If we use the sacrament of Reconciliation we will be saved. What greater love could God show us than that?
Lent is a terribly long time of the year for me. It drains me.
This is probably because I do not know how to pray or offer sacrifices properly, and so I feel tired, as though it is me – and not God Himself – who wandered through the desert for these 40 days and nights. This is of course absurd because I live in a lovely comfortable home with my lovely comfortable family, and I have more blessings than I could ever possibly explain.
And yet, still – for me – lent is very difficult and still I manage to find plenty of breath to complain about it.
In reflecting on this period of the year where we are supposed to look to God and reconsider our lives to grow in faith and obedience to God, it occurs to me that Purgatory must be a terribly awful place for all those Lost Souls. Purgatory, unlike Lent, is more than a few short weeks of the year – it is an enduring sacrifice that seems to draw out eternally (though thank God it is only temporal). It is a suffering and a separation from God.
Those Poor Lost Souls suffer for their sanctification and being unable to pray for themselves, I pray for them, that they may greet me when it is my turn to enter into God’s Holy Kingdom…
And yet, despite all my complaints about Lent, there is one thing that I really and truly love about it.
Reconciliation.
It is offered so much more frequently!
One of the dear priests who prayed with me for my beautiful baby niece when she was so ill last year once told me that you can tell a good priest by the number of hours he spends in the Confessional. Those are wise words…
And yet, I know many people who are very uncomfortable about the Sacrament of Reconciliation. Over the years I have heard many arguments about why one should NOT go to Confession.
Some people claim that Confession is ridiculous because by confessing to a priest, they are elevating the priest and allowing that priest to judge them, and the priest is not God. Of course that is not the case. We confess to a priest because Christ told us to, “Truly I tell you, whatever you bind on earth will be bound in heaven, and whatever you loose on earth will be loosed in heaven” (Matthew 18:18). This is a blessing for us. In speaking our sins allowed we cannot justify them to ourselves and are forced to stare our weakness in the eye, so to speak, and therefore acknowledge and improve upon it.
Others say that they do not like a certain priest to hear their confession for a variety of reasons. Some say, they are embarrassed, or they know the priest personally, or do not like the priest as a person. This is nonsense. It is not the man who forgives our sins. It is not the man who hears them. It is God Himself. The priest is a conduit for God in that moment. His role is to inspire us through Grace to repent.

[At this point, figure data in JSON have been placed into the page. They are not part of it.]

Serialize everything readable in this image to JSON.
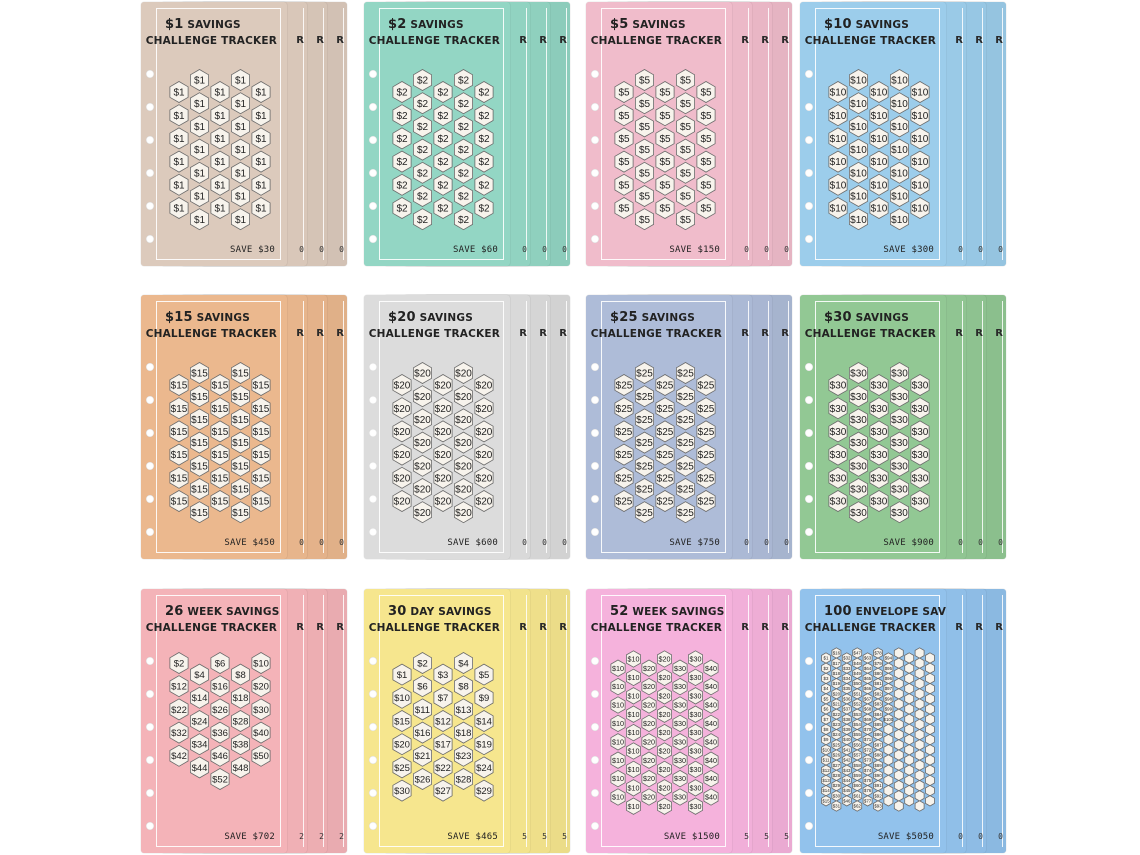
{
  "cards": [
    {
      "id": "c1",
      "color": "#dccabc",
      "title_amount": "$1",
      "title_word": "SAVINGS",
      "subtitle": "CHALLENGE TRACKER",
      "save": "SAVE $30",
      "edge": "R",
      "edge_save": "0",
      "kind": "uniform",
      "value": "$1"
    },
    {
      "id": "c2",
      "color": "#93d6c4",
      "title_amount": "$2",
      "title_word": "SAVINGS",
      "subtitle": "CHALLENGE TRACKER",
      "save": "SAVE $60",
      "edge": "R",
      "edge_save": "0",
      "kind": "uniform",
      "value": "$2"
    },
    {
      "id": "c5",
      "color": "#f0bccb",
      "title_amount": "$5",
      "title_word": "SAVINGS",
      "subtitle": "CHALLENGE TRACKER",
      "save": "SAVE $150",
      "edge": "R",
      "edge_save": "0",
      "kind": "uniform",
      "value": "$5"
    },
    {
      "id": "c10",
      "color": "#9ccdeb",
      "title_amount": "$10",
      "title_word": "SAVINGS",
      "subtitle": "CHALLENGE TRACKER",
      "save": "SAVE $300",
      "edge": "R",
      "edge_save": "0",
      "kind": "uniform",
      "value": "$10"
    },
    {
      "id": "c15",
      "color": "#ebb88e",
      "title_amount": "$15",
      "title_word": "SAVINGS",
      "subtitle": "CHALLENGE TRACKER",
      "save": "SAVE $450",
      "edge": "R",
      "edge_save": "0",
      "kind": "uniform",
      "value": "$15"
    },
    {
      "id": "c20",
      "color": "#dcdcdc",
      "title_amount": "$20",
      "title_word": "SAVINGS",
      "subtitle": "CHALLENGE TRACKER",
      "save": "SAVE $600",
      "edge": "R",
      "edge_save": "0",
      "kind": "uniform",
      "value": "$20"
    },
    {
      "id": "c25",
      "color": "#aebcd8",
      "title_amount": "$25",
      "title_word": "SAVINGS",
      "subtitle": "CHALLENGE TRACKER",
      "save": "SAVE $750",
      "edge": "R",
      "edge_save": "0",
      "kind": "uniform",
      "value": "$25"
    },
    {
      "id": "c30",
      "color": "#92c894",
      "title_amount": "$30",
      "title_word": "SAVINGS",
      "subtitle": "CHALLENGE TRACKER",
      "save": "SAVE $900",
      "edge": "R",
      "edge_save": "0",
      "kind": "uniform",
      "value": "$30"
    },
    {
      "id": "w26",
      "color": "#f4b3b8",
      "title_amount": "26",
      "title_word": "WEEK SAVINGS",
      "subtitle": "CHALLENGE TRACKER",
      "save": "SAVE $702",
      "edge": "R",
      "edge_save": "2",
      "kind": "list",
      "rows": [
        [
          "$2",
          "$6",
          "$10"
        ],
        [
          "$4",
          "$8"
        ],
        [
          "$12",
          "$16",
          "$20"
        ],
        [
          "$14",
          "$18"
        ],
        [
          "$22",
          "$26",
          "$30"
        ],
        [
          "$24",
          "$28"
        ],
        [
          "$32",
          "$36",
          "$40"
        ],
        [
          "$34",
          "$38"
        ],
        [
          "$42",
          "$46",
          "$50"
        ],
        [
          "$44",
          "$48"
        ],
        [
          "$52"
        ]
      ]
    },
    {
      "id": "d30",
      "color": "#f6e68e",
      "title_amount": "30",
      "title_word": "DAY SAVINGS",
      "subtitle": "CHALLENGE TRACKER",
      "save": "SAVE $465",
      "edge": "R",
      "edge_save": "5",
      "kind": "list",
      "rows": [
        [
          "$2",
          "$4"
        ],
        [
          "$1",
          "$3",
          "$5"
        ],
        [
          "$6",
          "$8"
        ],
        [
          "$10",
          "$7",
          "$9"
        ],
        [
          "$11",
          "$13"
        ],
        [
          "$15",
          "$12",
          "$14"
        ],
        [
          "$16",
          "$18"
        ],
        [
          "$20",
          "$17",
          "$19"
        ],
        [
          "$21",
          "$23"
        ],
        [
          "$25",
          "$22",
          "$24"
        ],
        [
          "$26",
          "$28"
        ],
        [
          "$30",
          "$27",
          "$29"
        ]
      ]
    },
    {
      "id": "w52",
      "color": "#f5b2dc",
      "title_amount": "52",
      "title_word": "WEEK SAVINGS",
      "subtitle": "CHALLENGE TRACKER",
      "save": "SAVE $1500",
      "edge": "R",
      "edge_save": "5",
      "kind": "dense",
      "values": [
        "$10",
        "$20",
        "$30",
        "$40"
      ]
    },
    {
      "id": "e100",
      "color": "#92c2ec",
      "title_amount": "100",
      "title_word": "ENVELOPE SAVINGS",
      "subtitle": "CHALLENGE TRACKER",
      "save": "SAVE $5050",
      "edge": "R",
      "edge_save": "0",
      "kind": "tiny"
    }
  ]
}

I LOVE the Sacrament of Reconciliation. Confession for me is the most wonderful gift that we are afforded by our infinitely LOVING GOD. Confession is the sign of God’s goodness. Confession is the opportunity to make things right – even when what we have done wrong is so awful that we have no RIGHT to make things right.
When I was much younger (in 1999), I watched a beautiful film about Saint Damien of Molokai called “Molokai: The Story of Father Damien”.
Saint Damien spent his priesthood serving and ministering to people afflicted with leprosy in a leper colony in the late 19th century, when there was no known cure for the disease. He was literally deposited on the colony and remained there until his own death from the disease some years later with the exception of some short visits to his superiors before his health diminished.
In the film there is a scene where a priest came via a supply boat to the colony but was unable to dock in the colony for fear of infection and due to rough seas.
Saint Damien had been waiting a year for that priest. He would not delay. He SHOUTED his Confession to his brother priest from his boat in the middle of the ocean to the shock of all the other passengers and crew, who heard the entire Confession.
That is how desperate this Saint was to Confess his sins. He did not care who heard. He did not care who the priest was. He cared only that he needed to beg forgiveness for his sins and repent.
It was not the confession that worried this saint – but the repentance.
This scene has stayed in my mind, because it was this small scene in this small film that changed the way that I saw Confession forever. In watching the power of a completely unpretentious confession made desperately, I saw the urgency of this Saint to repent. I saw his utter urgency.
His sins pressed heavily upon him and he urgently desired to free himself of those sins so that he could come back to the bosom of his Beloved.
So. Do. I.
For it is only through repentance that I can actually embrace my Beloved.
Repentance will set me free.
And freedom is all I crave!
For prayer everything is clear. Here. At the Foot of the Cross.